I ciclammati (sali dell'acido N-cicloesilsolfammico o acido ciclammico) hanno potere dolcificante 10 volte inferiore a quello della saccarina, rispetto alla quale presentano un sapore più gradevole, non accompagnato, o quasi, da sapore di fondo (o retrogusto). I ciclammati, brevettati dalla Du Pont nel 1940, furono introdotti in commercio dai laboratori Abbott verso il 1950, raggiungendo in breve una larga diffusione, ma furono poi vietati verso il 1974.
Inizialmente si riteneva che il composto non venisse metabolizzato, ma verso il 1966 si riscontrò viceversa che esso si trasforma nell'organismo dando origine a cicloesilammina, possibile causa di tumori della vescica e di danneggiamento cromosomico.
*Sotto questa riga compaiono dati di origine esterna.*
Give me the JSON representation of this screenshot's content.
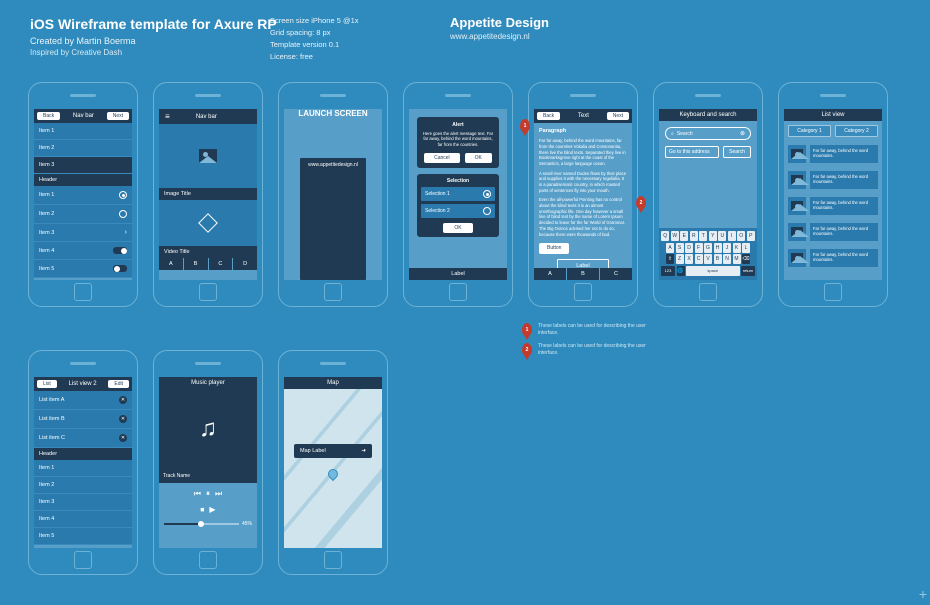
{
  "header": {
    "title": "iOS Wireframe template for Axure RP",
    "created_by": "Created by Martin Boerma",
    "inspired_by": "Inspired by Creative Dash"
  },
  "meta": {
    "screen": "Screen size iPhone 5 @1x",
    "grid": "Grid spacing: 8 px",
    "version": "Template version 0.1",
    "license": "License: free"
  },
  "brand": {
    "name": "Appetite Design",
    "url": "www.appetitedesign.nl"
  },
  "p1": {
    "nav": {
      "back": "Back",
      "title": "Nav bar",
      "next": "Next"
    },
    "items": [
      "Item 1",
      "Item 2",
      "Item 3"
    ],
    "header2": "Header",
    "rows": [
      "Item 1",
      "Item 2",
      "Item 3",
      "Item 4",
      "Item 5"
    ]
  },
  "p2": {
    "nav_title": "Nav bar",
    "img_title": "Image Title",
    "vid_title": "Video Title",
    "sections": [
      "A",
      "B",
      "C",
      "D"
    ]
  },
  "p3": {
    "title": "LAUNCH SCREEN",
    "url": "www.appetitedesign.nl"
  },
  "p4": {
    "alert_title": "Alert",
    "alert_text": "Here goes the alert message text. Far far away, behind the word mountains, far from the countries.",
    "cancel": "Cancel",
    "ok": "OK",
    "sel_title": "Selection",
    "sel1": "Selection 1",
    "sel2": "Selection 2",
    "label": "Label"
  },
  "p5": {
    "back": "Back",
    "title": "Text",
    "next": "Next",
    "heading": "Paragraph",
    "t1": "Far far away, behind the word mountains, far from the countries Vokalia and Consonantia, there live the blind texts. Separated they live in Bookmarksgrove right at the coast of the Semantics, a large language ocean.",
    "t2": "A small river named Duden flows by their place and supplies it with the necessary regelialia. It is a paradisematic country, in which roasted parts of sentences fly into your mouth.",
    "t3": "Even the all-powerful Pointing has no control about the blind texts it is an almost unorthographic life. One day however a small line of blind text by the name of Lorem Ipsum decided to leave for the far World of Grammar. The Big Oxmox advised her not to do so, because there were thousands of bad.",
    "btn": "Button",
    "label": "Label",
    "sections": [
      "A",
      "B",
      "C"
    ]
  },
  "p6": {
    "title": "Keyboard and search",
    "search_ph": "Search",
    "field_ph": "Go to this address",
    "go": "Search",
    "rows": [
      "Q",
      "W",
      "E",
      "R",
      "T",
      "Y",
      "U",
      "I",
      "O",
      "P"
    ],
    "rows2": [
      "A",
      "S",
      "D",
      "F",
      "G",
      "H",
      "J",
      "K",
      "L"
    ],
    "rows3": [
      "Z",
      "X",
      "C",
      "V",
      "B",
      "N",
      "M"
    ],
    "shift": "⇧",
    "del": "⌫",
    "num": "123",
    "globe": "🌐",
    "space": "space",
    "ret": "return"
  },
  "p7": {
    "title": "List view",
    "cat1": "Category 1",
    "cat2": "Category 2",
    "item_text": "Far far away, behind the word mountains."
  },
  "p8": {
    "list": "List",
    "title": "List view 2",
    "edit": "Edit",
    "items": [
      "List item A",
      "List item B",
      "List item C"
    ],
    "header2": "Header",
    "rows": [
      "Item 1",
      "Item 2",
      "Item 3",
      "Item 4",
      "Item 5"
    ]
  },
  "p9": {
    "title": "Music player",
    "track": "Track Name",
    "pct": "45%",
    "prev": "⏮",
    "play": "⏸",
    "stop": "⏹",
    "next": "⏭"
  },
  "p10": {
    "title": "Map",
    "label": "Map Label"
  },
  "notes": {
    "n1": "These labels can be used for describing the user interface.",
    "n2": "These labels can be used for describing the user interface."
  }
}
A seguito di questi risultati il suo impiego è stato vietato in USA, a partire dal 1970, come pure in altri paesi (Canada, Francia, ecc.). In molti casi ne è tuttavia consentito l'uso in alimenti, bevande, specialità farmaceutiche, ecc. Recenti ricerche condotte dalla National Academy of Science avrebbero portato a considerarne meno pericoloso l'uso, specie se non prolungato.
Anche l'impiego della dulcina, che si presenta quale possibile agente oncogeno, è ormai abbandonato quasi ovunque.
Le accuse mosse ai d. sopra ricordati, dei quali è stato impedito, temporaneamente o permanentemente, il commercio, e il contemporaneo aumento di richiesta del mercato di d. acalorici per diete, prodotti per diabetici, ecc., hanno favorito la ricerca di nuovi dolcificanti. Numerosi i composti studiati, provati o proposti; alcuni hanno superato le varie prove richieste per dimostrarne la mancanza di nocività, a breve e a più lungo termine, per l'organismo umano, e ne è stato consentito l'impiego (aspartame, acesulfame, ecc.); per altri queste prove non sono state ancora effettuate in maniera sufficientemente estesa e il loro impiego non è autorizzato (alcuni di tali d. si usano per impieghi industriali); per altri infine non è stata richiesta tuttora l'autorizzazione all'uso perché il loro studio è ancora in fase preliminare e dev'esserne accertata la possibilità di preparazione e di produzione su larga scala, a condizioni economiche.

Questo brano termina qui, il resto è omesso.